We need more forests. They may not quite be the planet’s lungs (most oxygen comes from our oceans), but they are home to many billions of plants, animals, bacteria and fungi whose complex metabolic interactions make up the biosphere with its crucial role in stabilizing the climate.

As the human population rises, the demand for food will continue to increase. Just as importantly, as incomes continue to rise, people will favor more nutrient-dense foods like fruits and vegetables, oils, meat and dairy (a phenomenon known as Bennett’s Law named after Stanford food economist Merrill K. Bennett).

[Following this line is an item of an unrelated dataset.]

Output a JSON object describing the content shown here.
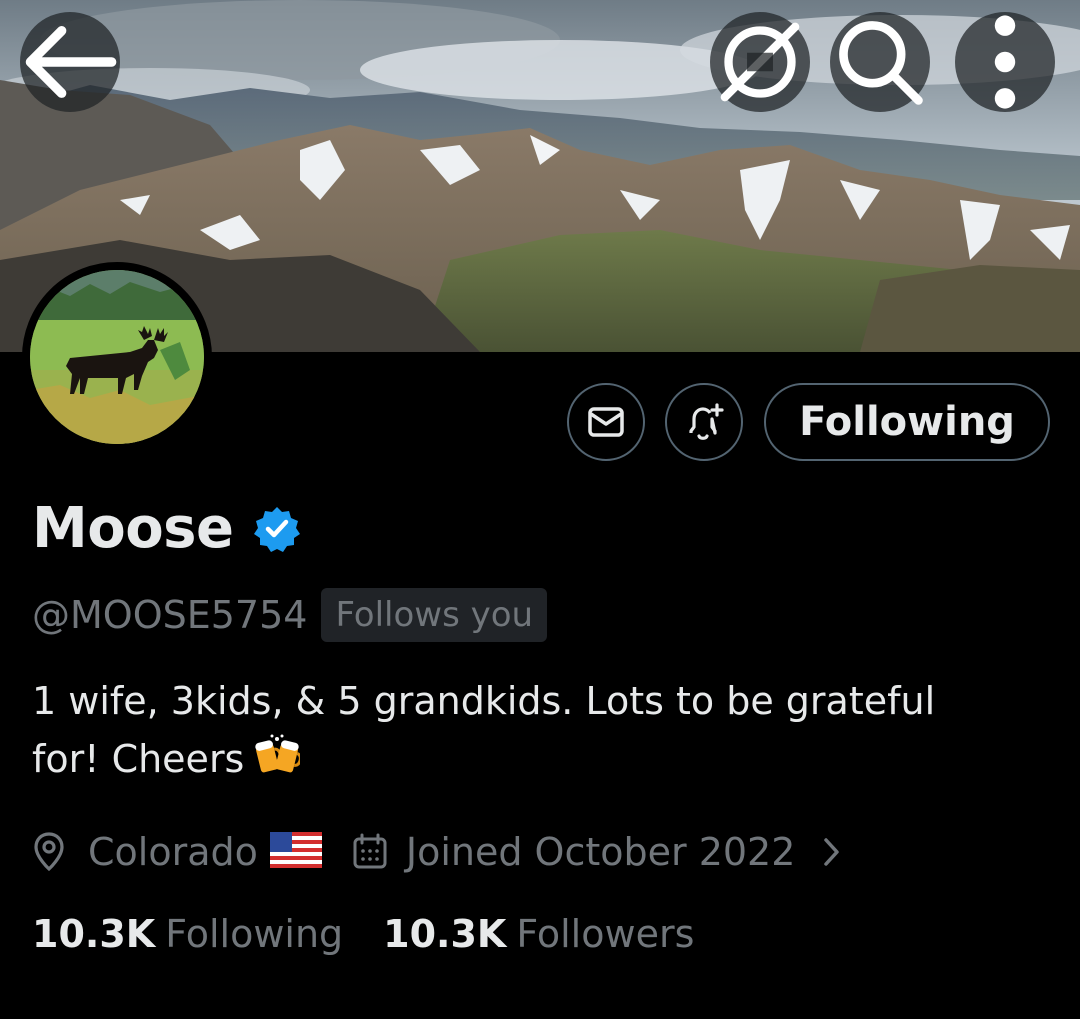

While it’s clear that meat consumption must be reduced, we also need to do more with the space we currently have. One approach, which Elizabeth Kolbert has written about in The New Yorker, could be to manipulate the surprisingly inefficient chemistry of photosynthesis, boosting yields without requiring more land. Another would be to forgo fields altogether, harnessing the power of microbial fermentation on an “urban farm” that looks, at least from the outside, like a provincial office building.

Protein From Electricity

Solar Foods’ Factory 01 is located on a modern industrial estate in Vantaa, a satellite town about a 10-minute train ride from Helsinki Airport. Inside the building’s jet-black exterior, bundles of polished steel pipes twist and weave above a royal blue epoxy floor, feeding a noxious mix of hydrogen, ammonium, oxygen and carbon dioxide into a series of bioreactors and the silent creatures who dwell inside.

It is in these roughly 53-, 530- and 5,300-gallon tanks that the Finnish food-tech company’s first product is being cultivated: an all-natural ingredient called Solein — a portmanteau of “solar” and “protein” — which I’d been promised would be served to me in a variety of formulations before the day was up.

Technically speaking, Solein is the powdery remains of a hydrogenotroph: an organism that metabolizes molecular hydrogen. Hydrogenotrophs can be found in the soil, in the sea and even in the human gut. Finding a specimen that would work as food, however, was a unique challenge.

“There were many boxes that had to be ticked,” Pitkänen told me. “Growth, safety, nutrition. All bacteria have mechanisms they use to hide and fight, a kind of chemical warfare.

You need to find one that’s a pacifist.”

In 2010, 136 countries signed the Nagoya Protocol on Access and Benefits Sharing, which aims to prohibit “bioprospecting.” In essence, the agreement was intended to reduce the likelihood that western companies would exploit the genetic resources of poorer nations to make products like medicines or pesticides without compensation. Notably, abstainers included Turkey, Russia and the U.S.

Finland is a signatory, so after Pitkänen and company CEO Pasi Vainikka founded Solar Foods in 2017, they set out in search of candidate microbes close to home (simplest of all would be to screen for organisms on public land, or something close to it, like the sea). After just six months, they found their bacterium in the pewter blue shallows of the Baltic. “In hindsight, maybe we were quite lucky,” Pitkänen told me.

“While it’s clear that meat consumption must be reduced, we also need to do more with the space we currently have.”

Solein is 65 to 70% protein (the rest is fat, fibers and minerals), contains iron and B vitamins, and can be used to bind, thicken and emulsify other foods, adding body and nutritional bonus points where they may be otherwise lacking (as in many vegan dairy alternatives). Much of the process, after it is “harvested” from the bioreactors, will be familiar to anyone who has spent time in a brewery or on a dairy farm, only here there are no craft beer enthusiasts or cows, just a series of silvery organs that continuously whir and click.

After sufficient volumes have been grown, a saffron-yellow liquid is sluiced into a pasteurizer, concentrated in a centrifuge, homogenized and spray-dried. Three large half-ton sacks of the vaguely nutty-scented final product have been placed on wooden pallets in the middle of the factory floor, the output from the system’s commissioning run.

In full flow, the company says a single factory’s production could increase to a maximum of 176 tons per year, generating the same amount of protein from a single bioreactor in a day as milking 300 cows.